Mair evita attentamente le narrazioni monocausali, o perlomeno il ragionamento monodirezionale rispetto alle cause. Egli attribuisce l’esautorazione del governo partitico democratico alla somma dei mutamenti di limiti e opportunità incontrati dai partiti nelle sfere tra le quali tradizionalmente erano dei mediatori: da un lato le loro basi sociali, e dall’altro le matrici dei payoff dell’arena politica. Tali cambiamenti riguardano due tendenze generali, l’una verso l’individualizzazione, l’altra verso la globalizzazione. La prima riguarda l’erosione del contesto sociale coesivo che aiutò a strutturare la crescita originaria dei partiti di massa – il mondo dei sindacati, associazioni, chiese, associazioni di categoria, gruppi agricoli e così via – così come la frammentazione delle identità collettive, inclusa quella della classe operaia industriale. Si invoca l’individualizzazione nelle sue diverse espressioni per spiegare la crescente indifferenza e apatia mostrate dai cittadini per gli interessi comuni e la politica, che configurano una disintegrazione secolare del “demos” contemporaneo. Dal canto suo la globalizzazione incide sul venir meno della capacità dei governi nazionali a tracciare politiche autonome. Queste due tendenze producono effetti simili sul governo partitico. “Sia che siano costretti da vincoli globali o europei, o che siano limitati dalla loro incapacità a identificare una base elettorale abbastanza ampia e coesa da offrire loro un mandato ad agire – scrive Mair – i partiti tendono sempre di più ad echeggiarsi l’un l’altro e a sfocare quelle che apparirebbero altrimenti chiare scelte politiche. Inoltre, dovendo fronteggiare una base sociale che si sgretola, le elite di partito hanno cercato rifugio nella sicurezza che le istituzioni statali offrono ai politici disposti ad accettare “un’intesa di ufficio, di programmi e di elettori”. In questo quadro, il processo decisionale politico si è spostato in capo a istituzioni “non maggioritarie” (ovvero élitarie), quali banche centrali e agenzie di controllo, che restano isolate dalle pressioni redistributive “maggioritarie”; pressioni per le quali i governi devono comunque lottare per dare una risposta da quando la globalizzazione ha indebolito i poteri economici degli Stati-nazione, che erano una volta le sedi della democrazia popolare.
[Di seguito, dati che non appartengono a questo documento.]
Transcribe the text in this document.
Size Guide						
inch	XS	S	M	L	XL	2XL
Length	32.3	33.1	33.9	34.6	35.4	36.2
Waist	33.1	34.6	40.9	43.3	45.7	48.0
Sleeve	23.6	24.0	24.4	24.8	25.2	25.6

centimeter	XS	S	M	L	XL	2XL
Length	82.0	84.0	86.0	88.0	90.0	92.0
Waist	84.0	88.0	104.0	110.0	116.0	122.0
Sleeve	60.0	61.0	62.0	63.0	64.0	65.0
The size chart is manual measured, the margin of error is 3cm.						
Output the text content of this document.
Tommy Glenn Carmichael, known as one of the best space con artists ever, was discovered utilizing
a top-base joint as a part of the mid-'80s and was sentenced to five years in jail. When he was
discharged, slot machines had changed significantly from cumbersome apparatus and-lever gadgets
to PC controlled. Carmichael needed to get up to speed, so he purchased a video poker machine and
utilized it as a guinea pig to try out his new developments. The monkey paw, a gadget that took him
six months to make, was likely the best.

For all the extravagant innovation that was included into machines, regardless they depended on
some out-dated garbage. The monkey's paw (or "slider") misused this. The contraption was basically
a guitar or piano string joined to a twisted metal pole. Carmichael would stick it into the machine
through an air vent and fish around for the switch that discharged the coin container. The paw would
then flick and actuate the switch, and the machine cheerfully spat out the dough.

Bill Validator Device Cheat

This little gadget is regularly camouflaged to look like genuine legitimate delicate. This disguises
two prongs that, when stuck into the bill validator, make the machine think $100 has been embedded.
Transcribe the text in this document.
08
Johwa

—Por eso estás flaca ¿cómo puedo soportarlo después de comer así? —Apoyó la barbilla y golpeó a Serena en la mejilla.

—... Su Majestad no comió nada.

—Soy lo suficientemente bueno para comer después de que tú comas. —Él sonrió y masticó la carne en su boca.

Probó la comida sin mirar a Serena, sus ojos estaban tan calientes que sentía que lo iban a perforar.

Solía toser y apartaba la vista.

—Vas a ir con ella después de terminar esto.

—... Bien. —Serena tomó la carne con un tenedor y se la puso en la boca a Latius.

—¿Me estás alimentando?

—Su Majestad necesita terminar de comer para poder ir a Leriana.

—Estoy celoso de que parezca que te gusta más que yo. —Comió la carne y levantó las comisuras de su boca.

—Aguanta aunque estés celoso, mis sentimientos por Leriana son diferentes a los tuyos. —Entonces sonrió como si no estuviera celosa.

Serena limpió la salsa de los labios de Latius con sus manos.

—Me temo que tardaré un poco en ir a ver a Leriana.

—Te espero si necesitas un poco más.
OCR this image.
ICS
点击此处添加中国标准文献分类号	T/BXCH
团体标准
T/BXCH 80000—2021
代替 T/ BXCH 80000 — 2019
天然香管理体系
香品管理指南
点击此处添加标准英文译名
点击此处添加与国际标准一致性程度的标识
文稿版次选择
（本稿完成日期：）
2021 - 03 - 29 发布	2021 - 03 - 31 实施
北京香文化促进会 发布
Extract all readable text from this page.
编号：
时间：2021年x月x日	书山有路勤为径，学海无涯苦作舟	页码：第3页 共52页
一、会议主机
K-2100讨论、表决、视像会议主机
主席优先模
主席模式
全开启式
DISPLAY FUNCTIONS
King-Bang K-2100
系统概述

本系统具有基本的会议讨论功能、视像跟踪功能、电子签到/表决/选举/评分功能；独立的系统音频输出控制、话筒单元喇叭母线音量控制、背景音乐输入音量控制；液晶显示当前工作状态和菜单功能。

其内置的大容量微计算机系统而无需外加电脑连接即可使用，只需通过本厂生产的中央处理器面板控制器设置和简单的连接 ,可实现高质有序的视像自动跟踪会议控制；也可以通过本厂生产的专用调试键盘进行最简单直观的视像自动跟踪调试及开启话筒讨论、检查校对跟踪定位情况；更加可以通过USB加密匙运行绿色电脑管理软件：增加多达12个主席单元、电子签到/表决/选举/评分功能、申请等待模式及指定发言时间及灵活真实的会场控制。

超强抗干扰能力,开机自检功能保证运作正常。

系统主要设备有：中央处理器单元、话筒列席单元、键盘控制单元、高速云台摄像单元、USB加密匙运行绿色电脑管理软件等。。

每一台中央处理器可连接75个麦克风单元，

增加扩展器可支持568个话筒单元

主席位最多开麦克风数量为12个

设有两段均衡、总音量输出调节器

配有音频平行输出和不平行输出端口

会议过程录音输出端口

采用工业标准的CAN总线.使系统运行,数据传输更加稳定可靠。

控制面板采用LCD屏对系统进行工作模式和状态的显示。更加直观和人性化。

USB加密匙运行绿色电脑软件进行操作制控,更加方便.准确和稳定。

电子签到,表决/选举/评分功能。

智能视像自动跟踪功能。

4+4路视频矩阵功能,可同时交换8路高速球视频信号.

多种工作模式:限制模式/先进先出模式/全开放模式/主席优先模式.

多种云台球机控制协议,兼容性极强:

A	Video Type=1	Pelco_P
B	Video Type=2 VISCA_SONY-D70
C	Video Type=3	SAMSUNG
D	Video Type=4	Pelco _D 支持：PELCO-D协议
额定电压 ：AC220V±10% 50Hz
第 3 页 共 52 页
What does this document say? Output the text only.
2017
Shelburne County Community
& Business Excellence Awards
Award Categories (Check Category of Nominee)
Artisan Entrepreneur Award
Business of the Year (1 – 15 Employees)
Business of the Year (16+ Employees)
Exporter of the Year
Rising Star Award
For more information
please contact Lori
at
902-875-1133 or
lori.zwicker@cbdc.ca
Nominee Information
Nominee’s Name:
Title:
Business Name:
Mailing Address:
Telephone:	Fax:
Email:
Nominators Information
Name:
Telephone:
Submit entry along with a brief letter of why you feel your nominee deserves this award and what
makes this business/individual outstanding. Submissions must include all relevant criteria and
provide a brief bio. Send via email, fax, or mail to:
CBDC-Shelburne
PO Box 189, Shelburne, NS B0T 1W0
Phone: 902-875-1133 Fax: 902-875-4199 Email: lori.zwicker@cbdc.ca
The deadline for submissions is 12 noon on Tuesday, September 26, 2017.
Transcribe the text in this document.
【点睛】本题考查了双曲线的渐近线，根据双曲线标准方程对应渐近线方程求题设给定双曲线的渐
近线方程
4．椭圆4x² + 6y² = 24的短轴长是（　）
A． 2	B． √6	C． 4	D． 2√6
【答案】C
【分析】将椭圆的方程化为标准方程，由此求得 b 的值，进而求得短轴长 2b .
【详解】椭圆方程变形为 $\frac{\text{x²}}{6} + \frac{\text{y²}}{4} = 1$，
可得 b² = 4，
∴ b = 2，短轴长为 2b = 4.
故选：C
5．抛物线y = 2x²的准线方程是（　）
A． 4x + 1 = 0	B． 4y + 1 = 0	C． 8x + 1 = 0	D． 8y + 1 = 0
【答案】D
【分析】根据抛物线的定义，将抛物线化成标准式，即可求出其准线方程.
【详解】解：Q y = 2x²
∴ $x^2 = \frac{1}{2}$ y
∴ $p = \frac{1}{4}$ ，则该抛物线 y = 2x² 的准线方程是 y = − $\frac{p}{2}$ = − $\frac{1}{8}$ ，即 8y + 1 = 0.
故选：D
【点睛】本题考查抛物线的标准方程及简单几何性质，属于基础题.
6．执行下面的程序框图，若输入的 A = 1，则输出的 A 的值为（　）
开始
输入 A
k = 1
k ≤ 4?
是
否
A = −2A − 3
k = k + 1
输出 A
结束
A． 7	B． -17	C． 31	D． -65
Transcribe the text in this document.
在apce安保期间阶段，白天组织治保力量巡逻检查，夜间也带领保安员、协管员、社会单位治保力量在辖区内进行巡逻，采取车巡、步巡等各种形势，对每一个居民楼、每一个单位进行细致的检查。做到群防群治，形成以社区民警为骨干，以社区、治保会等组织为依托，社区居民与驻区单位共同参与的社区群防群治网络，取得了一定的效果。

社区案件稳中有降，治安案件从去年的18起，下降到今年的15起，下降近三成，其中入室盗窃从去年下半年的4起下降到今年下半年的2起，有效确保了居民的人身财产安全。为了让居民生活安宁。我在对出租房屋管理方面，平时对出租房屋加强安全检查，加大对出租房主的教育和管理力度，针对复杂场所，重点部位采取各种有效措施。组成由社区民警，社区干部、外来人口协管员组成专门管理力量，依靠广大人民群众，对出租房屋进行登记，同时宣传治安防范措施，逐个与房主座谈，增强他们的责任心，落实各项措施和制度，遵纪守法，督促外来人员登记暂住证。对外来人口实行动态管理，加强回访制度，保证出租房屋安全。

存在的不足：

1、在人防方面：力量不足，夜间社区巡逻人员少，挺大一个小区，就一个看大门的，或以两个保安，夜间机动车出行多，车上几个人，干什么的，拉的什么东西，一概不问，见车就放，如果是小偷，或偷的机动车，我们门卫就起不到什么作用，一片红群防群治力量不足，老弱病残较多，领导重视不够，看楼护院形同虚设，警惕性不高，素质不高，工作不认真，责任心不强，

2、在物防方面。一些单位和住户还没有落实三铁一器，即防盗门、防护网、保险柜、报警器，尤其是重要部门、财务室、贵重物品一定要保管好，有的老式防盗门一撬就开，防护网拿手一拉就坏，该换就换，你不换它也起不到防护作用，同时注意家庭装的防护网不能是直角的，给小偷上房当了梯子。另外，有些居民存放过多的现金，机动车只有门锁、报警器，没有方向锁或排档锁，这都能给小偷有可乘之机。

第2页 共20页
La prova centrale di Mair a sostegno di un sistema politico gestito da una governance di esperti depoliticizzati, costruito specificatamente per escludere i partiti, la democrazia popolare, e con essi, le politiche redistributive, è naturalmente l’Unione Europea, come mostrato nel capitolo finale del libro. È a dimostrazione dell’acutezza di analisi di Mair il fatto che egli abbia compreso la logica politica-economica di questa entità molto meglio dei tanti scienziati politici specializzati nello studio – per non dire nella celebrazione – dell’“integrazione europea”, per i quali il maggior successo risiede nella scoperta del “deficit democratico” di un sistema politico nel quale difendere il processo decisionale collettivo dalla democrazia non era nientemeno che il principio fondamentale. L’ultimo capitolo non lascia alcuna illusione rispetto alla possibilità, instancabilmente evocata dalla retorica sulla “democratizzazione” delle forze a favore di una “maggiore Europa”, di attribuire all’Ue il ruolo di base della resistenza contro gli effetti debilitanti dell’internazionalizzazione capitalista. Come puntualizza Mair, facendo riferimento alle riflessioni di Robert Dahl sull’opposizione: “siamo stati forniti del diritto di essere rappresentati in Europa, sebbene a volte sia difficile capire quando e come tale legame rappresentativo funzioni; ma non siamo stati forniti del diritto di organizzare una opposizione nella comunità politica europea”:
“Sappiamo che un fallimento del consenso all’ingresso dell’opposizione nel sistema politico è suscettibile di portare o a) all’eliminazione di ogni significativa opposizione e a una sottomissione più o meno totale, o b) alla mobilitazione di un’opposizione di principio contro il sistema politico, ossia all’opposizione anti-europea e all’euroscetticismo. E, in effetti, un simile sviluppo si sta producendo giù nella sfera domestica, dove il peso crescente dell’Ue e il suo impatto indiretto sulla politica nazionale, contribuisce a scavare il deficit democratico e pertanto limita il raggio d’azione dell’opposizione tradizionale a livello nazionale.”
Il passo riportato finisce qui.